Independence police say remains of Kansas City woman missing for 41 years identified
More than 41 years after 19-year-old Kimberly Lawanda Carter disappeared, her remains have been identified — a major breakthrough in one of Kansas City’s oldest cold cases.
Carterdisappeared in the early evening hours of July 5, 1984, near the 4500 block of Kensington Avenue in Kansas City, according to the National Missing and Unidentified Persons System (NamUs).
Carter’s case is one of the oldest listed on the Kansas City Police Department website. Only five cold cases precede Carter’s.
Following forensic testing, investigators have revealed that Carter’s remains were found in a remote area of eastern Independence, according to a press release from Independence Police Department spokesperson, officer Bryan Conley.
In August 1988, a construction crew uncovered a human skull in Independence, according to the press release. The remains were transferred to the University of Missouri’s anthropology lab for analysis where they remained until October 2024.
An IPD investigator who reviewed Carter’s case noticed that “no modern efforts had been made to identify the individual,” according to the press release.

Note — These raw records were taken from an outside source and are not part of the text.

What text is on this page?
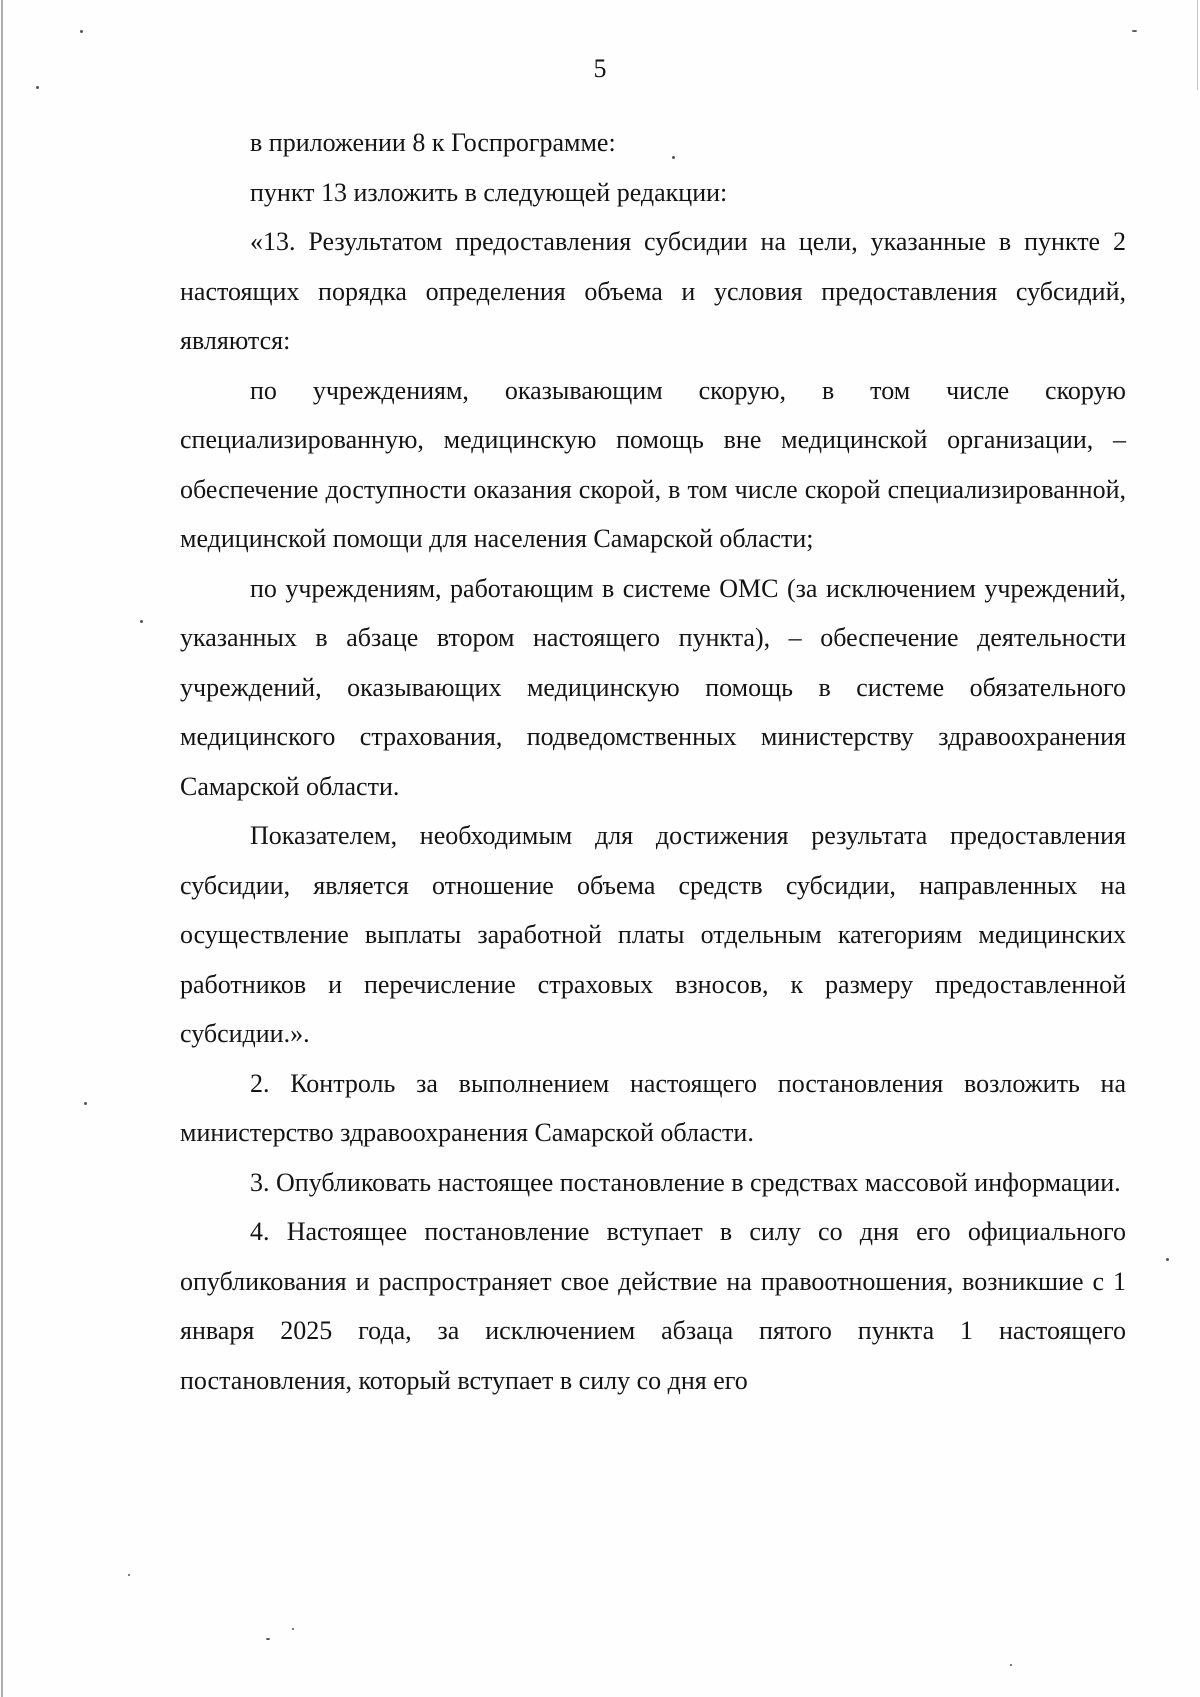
5

в приложении 8 к Госпрограмме:

пункт 13 изложить в следующей редакции:

«13. Результатом предоставления субсидии на цели, указанные в пункте 2 настоящих порядка определения объема и условия предоставления субсидий, являются:

по учреждениям, оказывающим скорую, в том числе скорую специализированную, медицинскую помощь вне медицинской организации, – обеспечение доступности оказания скорой, в том числе скорой специализированной, медицинской помощи для населения Самарской области;

по учреждениям, работающим в системе ОМС (за исключением учреждений, указанных в абзаце втором настоящего пункта), – обеспечение деятельности учреждений, оказывающих медицинскую помощь в системе обязательного медицинского страхования, подведомственных министерству здравоохранения Самарской области.

Показателем, необходимым для достижения результата предоставления субсидии, является отношение объема средств субсидии, направленных на осуществление выплаты заработной платы отдельным категориям медицинских работников и перечисление страховых взносов, к размеру предоставленной субсидии.».

2. Контроль за выполнением настоящего постановления возложить на министерство здравоохранения Самарской области.

3. Опубликовать настоящее постановление в средствах массовой информации.

4. Настоящее постановление вступает в силу со дня его официального опубликования и распространяет свое действие на правоотношения, возникшие с 1 января 2025 года, за исключением абзаца пятого пункта 1 настоящего постановления, который вступает в силу со дня его
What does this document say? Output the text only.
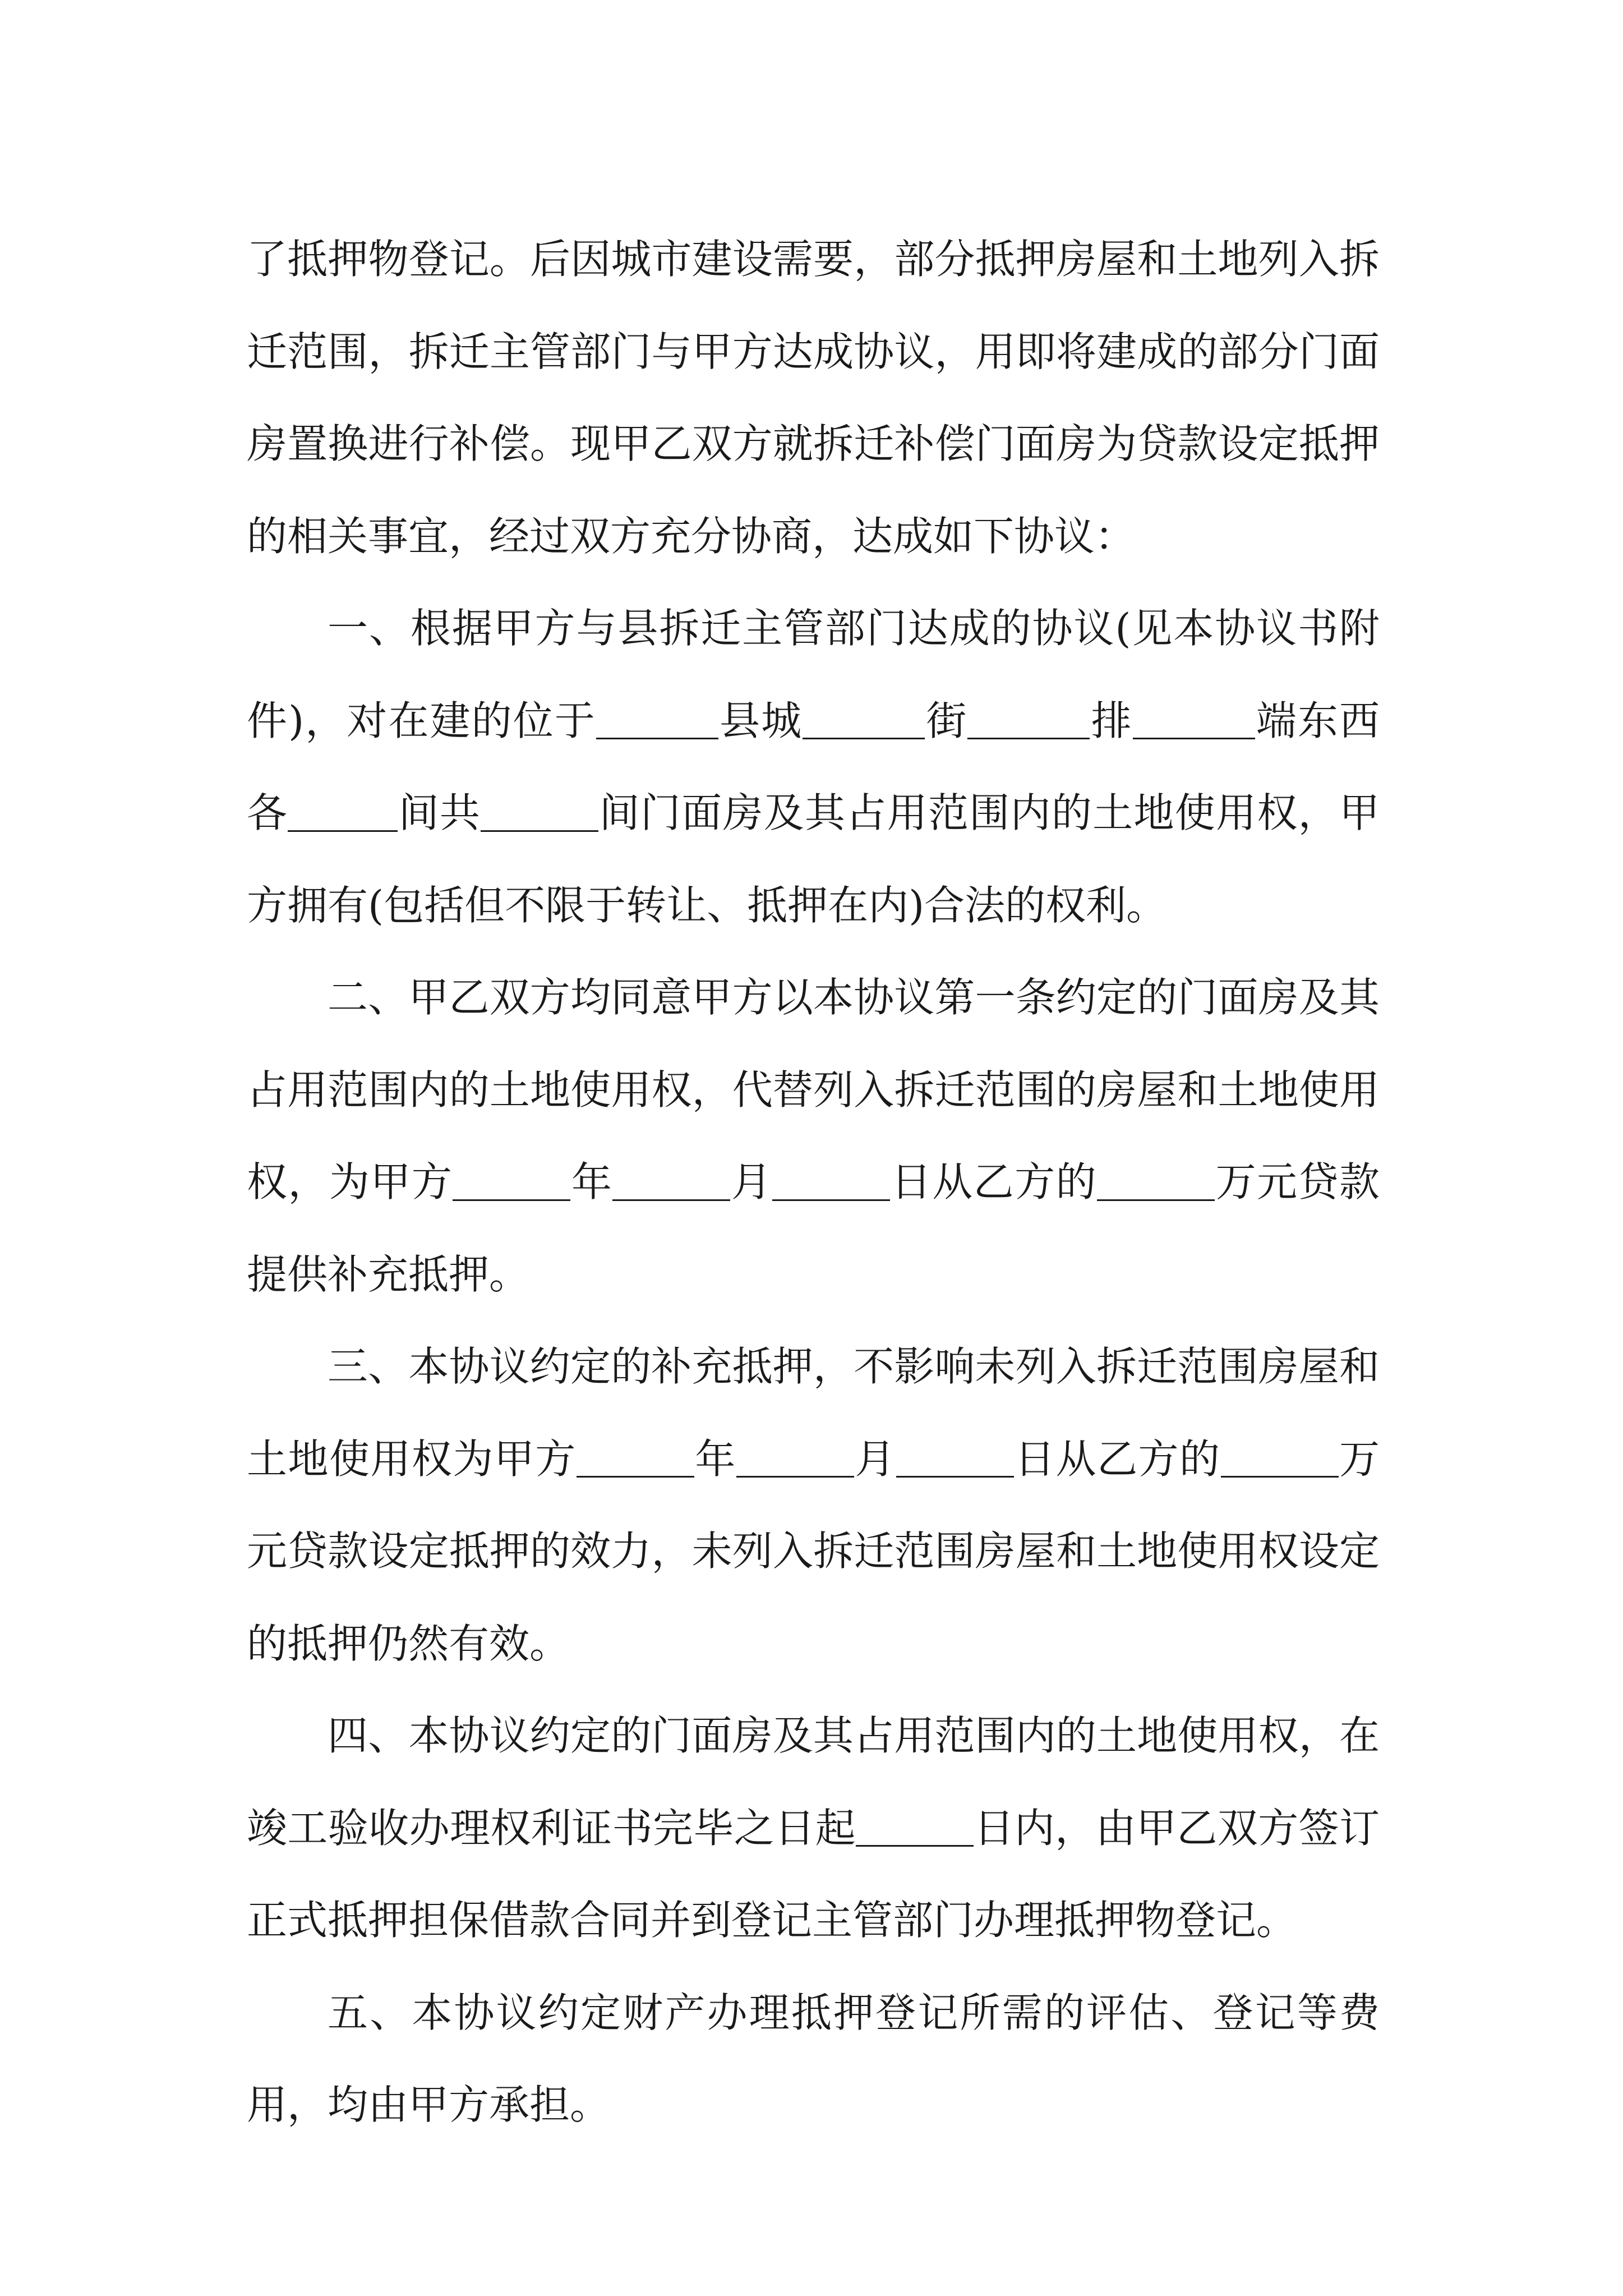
了抵押物登记。后因城市建设需要，部分抵押房屋和土地列入拆迁范围，拆迁主管部门与甲方达成协议，用即将建成的部分门面房置换进行补偿。现甲乙双方就拆迁补偿门面房为贷款设定抵押的相关事宜，经过双方充分协商，达成如下协议：

一、根据甲方与县拆迁主管部门达成的协议(见本协议书附件)，对在建的位于	县城	街	排	端东西各	间共	间门面房及其占用范围内的土地使用权，甲方拥有(包括但不限于转让、抵押在内)合法的权利。

二、甲乙双方均同意甲方以本协议第一条约定的门面房及其占用范围内的土地使用权，代替列入拆迁范围的房屋和土地使用权，为甲方	年	月	日从乙方的	万元贷款提供补充抵押。

三、本协议约定的补充抵押，不影响未列入拆迁范围房屋和土地使用权为甲方	年	月	日从乙方的	万元贷款设定抵押的效力，未列入拆迁范围房屋和土地使用权设定的抵押仍然有效。

四、本协议约定的门面房及其占用范围内的土地使用权，在竣工验收办理权利证书完毕之日起	日内，由甲乙双方签订正式抵押担保借款合同并到登记主管部门办理抵押物登记。

五、本协议约定财产办理抵押登记所需的评估、登记等费用，均由甲方承担。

After partnering with the Missouri State Highway Patrol and a Texas-based forensics genomics laboratory located in The Woodlands outside Houston, a family DNA match confirmed the remains were Carter’s, according to the press release.
July 5, 1984
Carter’s missing person poster says she left her children with a friend that July day before going to work. It was the last time she was seen by those closest to her.
She later called a friend “from somewhere in Kansas,” requesting a ride, according to the Kansas City Police Department. She later told the friend a man had offered her a ride.
Carter’s mother, Vera Owsley, never gave up on her daughter’s case.
In 2006, Owsley told The Kansas City Star she would visit the police station two to three times per week, hoping for new information.
The woman would pass out flyers with her daughter’s photo around town, even pleading with truckers at Wal-Mart to distribute them nationwide, according to previous reporting from The Star.
In the 2006 article, Owsley remembered her daughter as “a natural gymnast” who loved climbing and doing flips, sewing outfits for her dolls, and loved shopping and dressing up.
At the time, she told The Star she felt the pain of losing her daughter “like it happened yesterday.”
“I see someone like her, I circle the block, I look her in the face, and then I go on,” Owsley said.
A criminal investigation into Carter’s death is ongoing. Anyone with information related to Carter’s disappearance and death is encouraged to contact the Independence Police Department at 816-325-7300 or the anonymous TIPS hotline at 816-474 TIPS.
This story was originally published September 18, 2025 at 10:08 PM.
CORRECTION: A previous version of this story misidentified the city where the DNA lab is based, which is The Woodlands, Texas, near Houston.